Adaptation of Intracortical Signaling Concurs with Enhanced Encoding Efficiency

Abstract

AbstractStimulus repetitions improve performance despite decreased brain responses, suggesting that the brain is more efficient when processing familiar stimuli. Previous work demonstrated that stimulus repetition enhances encoding efficiency in primary visual cortex (V1) by increasing synchrony and sharpening the orientation tuning of neurons. Here we show that these adaptive changes are supported by an altered flow of sensory activation across the V1 laminar microcircuit. Using a repeating stimulus sequence, we recorded laminar responses in V1 of two fixating monkeys.
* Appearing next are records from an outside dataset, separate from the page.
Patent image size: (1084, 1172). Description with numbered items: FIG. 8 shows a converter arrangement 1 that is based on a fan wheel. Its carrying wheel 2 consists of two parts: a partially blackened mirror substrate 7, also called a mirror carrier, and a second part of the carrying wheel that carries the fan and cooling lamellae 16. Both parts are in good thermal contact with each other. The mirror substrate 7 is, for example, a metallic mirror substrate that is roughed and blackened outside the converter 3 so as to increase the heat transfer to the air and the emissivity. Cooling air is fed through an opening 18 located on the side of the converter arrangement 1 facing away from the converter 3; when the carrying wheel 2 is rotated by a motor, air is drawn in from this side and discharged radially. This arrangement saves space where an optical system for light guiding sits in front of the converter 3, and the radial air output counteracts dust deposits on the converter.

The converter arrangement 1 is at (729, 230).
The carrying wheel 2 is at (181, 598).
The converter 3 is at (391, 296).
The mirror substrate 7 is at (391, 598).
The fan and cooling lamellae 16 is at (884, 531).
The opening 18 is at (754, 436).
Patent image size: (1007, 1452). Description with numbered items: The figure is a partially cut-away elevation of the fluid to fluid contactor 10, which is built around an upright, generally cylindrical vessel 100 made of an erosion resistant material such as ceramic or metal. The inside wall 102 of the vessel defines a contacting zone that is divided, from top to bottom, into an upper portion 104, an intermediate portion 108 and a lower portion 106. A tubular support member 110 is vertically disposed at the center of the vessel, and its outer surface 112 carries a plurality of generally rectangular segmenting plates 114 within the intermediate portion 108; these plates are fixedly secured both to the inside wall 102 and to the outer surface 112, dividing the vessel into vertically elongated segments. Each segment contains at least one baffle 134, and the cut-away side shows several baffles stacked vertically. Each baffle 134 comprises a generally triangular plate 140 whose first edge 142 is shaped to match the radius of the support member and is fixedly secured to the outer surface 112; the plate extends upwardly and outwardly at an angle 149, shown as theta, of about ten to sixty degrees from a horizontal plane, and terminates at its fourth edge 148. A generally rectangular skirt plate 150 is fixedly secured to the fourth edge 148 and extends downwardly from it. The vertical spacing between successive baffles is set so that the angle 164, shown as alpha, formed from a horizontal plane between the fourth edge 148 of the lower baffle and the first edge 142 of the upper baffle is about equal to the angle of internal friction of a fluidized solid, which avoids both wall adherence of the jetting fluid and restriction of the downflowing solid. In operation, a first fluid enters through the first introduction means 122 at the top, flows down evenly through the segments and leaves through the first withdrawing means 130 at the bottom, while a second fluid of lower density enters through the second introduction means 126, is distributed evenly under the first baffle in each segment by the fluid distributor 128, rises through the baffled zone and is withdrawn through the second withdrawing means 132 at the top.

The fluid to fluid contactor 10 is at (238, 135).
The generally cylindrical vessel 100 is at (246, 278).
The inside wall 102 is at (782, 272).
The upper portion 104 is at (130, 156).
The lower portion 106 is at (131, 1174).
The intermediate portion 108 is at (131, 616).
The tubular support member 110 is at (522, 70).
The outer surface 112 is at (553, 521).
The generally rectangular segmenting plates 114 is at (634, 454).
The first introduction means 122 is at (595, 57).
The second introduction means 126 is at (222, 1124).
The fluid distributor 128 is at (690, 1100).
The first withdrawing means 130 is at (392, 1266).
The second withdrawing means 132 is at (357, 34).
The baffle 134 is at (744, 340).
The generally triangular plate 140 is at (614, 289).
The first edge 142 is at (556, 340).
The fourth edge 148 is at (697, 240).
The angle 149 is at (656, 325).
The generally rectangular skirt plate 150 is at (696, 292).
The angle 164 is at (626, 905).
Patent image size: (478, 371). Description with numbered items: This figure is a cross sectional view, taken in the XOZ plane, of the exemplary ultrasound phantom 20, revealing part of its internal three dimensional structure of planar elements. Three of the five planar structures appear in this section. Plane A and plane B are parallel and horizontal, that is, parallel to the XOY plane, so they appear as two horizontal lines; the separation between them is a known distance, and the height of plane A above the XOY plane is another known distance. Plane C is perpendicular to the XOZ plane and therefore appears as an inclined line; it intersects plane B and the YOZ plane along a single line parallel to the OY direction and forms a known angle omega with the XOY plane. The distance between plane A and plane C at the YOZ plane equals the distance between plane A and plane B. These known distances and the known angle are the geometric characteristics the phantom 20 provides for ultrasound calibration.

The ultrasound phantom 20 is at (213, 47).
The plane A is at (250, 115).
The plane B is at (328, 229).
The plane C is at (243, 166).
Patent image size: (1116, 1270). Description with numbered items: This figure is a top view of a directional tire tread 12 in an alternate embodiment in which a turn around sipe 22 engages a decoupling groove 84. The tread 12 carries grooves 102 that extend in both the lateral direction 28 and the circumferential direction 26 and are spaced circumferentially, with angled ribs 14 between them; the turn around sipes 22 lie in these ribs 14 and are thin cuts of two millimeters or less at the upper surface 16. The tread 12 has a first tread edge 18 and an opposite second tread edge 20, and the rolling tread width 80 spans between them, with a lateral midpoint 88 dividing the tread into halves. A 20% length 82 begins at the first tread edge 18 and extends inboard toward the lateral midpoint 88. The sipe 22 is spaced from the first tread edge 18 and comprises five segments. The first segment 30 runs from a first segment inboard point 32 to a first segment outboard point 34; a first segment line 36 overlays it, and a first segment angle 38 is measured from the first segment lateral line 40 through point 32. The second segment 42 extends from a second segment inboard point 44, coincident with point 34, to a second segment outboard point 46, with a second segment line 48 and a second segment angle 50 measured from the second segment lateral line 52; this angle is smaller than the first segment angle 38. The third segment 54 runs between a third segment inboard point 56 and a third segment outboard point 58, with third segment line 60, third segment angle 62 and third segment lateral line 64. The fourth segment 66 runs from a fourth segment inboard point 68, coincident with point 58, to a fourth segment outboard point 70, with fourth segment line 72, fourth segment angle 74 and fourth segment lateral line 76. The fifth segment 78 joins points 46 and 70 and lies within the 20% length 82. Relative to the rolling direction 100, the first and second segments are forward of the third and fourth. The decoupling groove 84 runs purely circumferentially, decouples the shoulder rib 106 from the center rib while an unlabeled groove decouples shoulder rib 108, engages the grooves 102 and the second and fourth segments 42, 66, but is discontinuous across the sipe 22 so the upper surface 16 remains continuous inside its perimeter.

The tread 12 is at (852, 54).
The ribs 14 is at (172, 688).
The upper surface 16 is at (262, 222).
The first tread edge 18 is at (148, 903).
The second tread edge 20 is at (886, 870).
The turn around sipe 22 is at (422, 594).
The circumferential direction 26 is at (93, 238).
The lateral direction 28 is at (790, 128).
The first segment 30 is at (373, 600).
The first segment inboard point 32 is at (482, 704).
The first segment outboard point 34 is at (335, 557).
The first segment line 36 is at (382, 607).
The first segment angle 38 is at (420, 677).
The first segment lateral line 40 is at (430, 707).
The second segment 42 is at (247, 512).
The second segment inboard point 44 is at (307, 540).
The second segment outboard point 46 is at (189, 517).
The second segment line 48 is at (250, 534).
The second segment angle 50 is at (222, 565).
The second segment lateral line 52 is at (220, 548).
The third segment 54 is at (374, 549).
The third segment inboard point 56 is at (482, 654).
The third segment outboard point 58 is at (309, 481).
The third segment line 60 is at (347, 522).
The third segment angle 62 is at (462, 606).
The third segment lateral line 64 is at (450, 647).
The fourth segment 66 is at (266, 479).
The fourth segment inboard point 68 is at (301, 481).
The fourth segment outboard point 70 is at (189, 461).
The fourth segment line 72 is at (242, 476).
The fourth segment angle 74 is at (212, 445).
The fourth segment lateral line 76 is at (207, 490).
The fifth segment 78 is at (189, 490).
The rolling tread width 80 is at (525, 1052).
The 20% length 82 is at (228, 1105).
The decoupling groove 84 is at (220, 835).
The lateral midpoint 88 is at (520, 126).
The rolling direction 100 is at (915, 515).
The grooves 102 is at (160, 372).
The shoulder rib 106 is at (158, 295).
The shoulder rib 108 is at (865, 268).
We found repetition-related response reductions that were most pronounced outside V1 layers that receive the main retinogeniculate input. This repetition-induced suppression was robust to alternating stimuli between the eyes, in line with the notion that repetition suppression is predominantly of cortical origin. Congruent with earlier reports, we found that V1 adaptation to repeating stimuli is accompanied by sharpened neural tuning as well as increased neural synchrony. Current source density (CSD) analysis, which provides an estimate of net synaptic activation, revealed that the responses to repeated stimuli were most profoundly affected within layers that harbor the bulk of cortico-cortical connections. Together, these results suggest that stimulus repetition induces an altered state of intracortical processing resulting in enhanced encoding efficiency of sensory stimuli.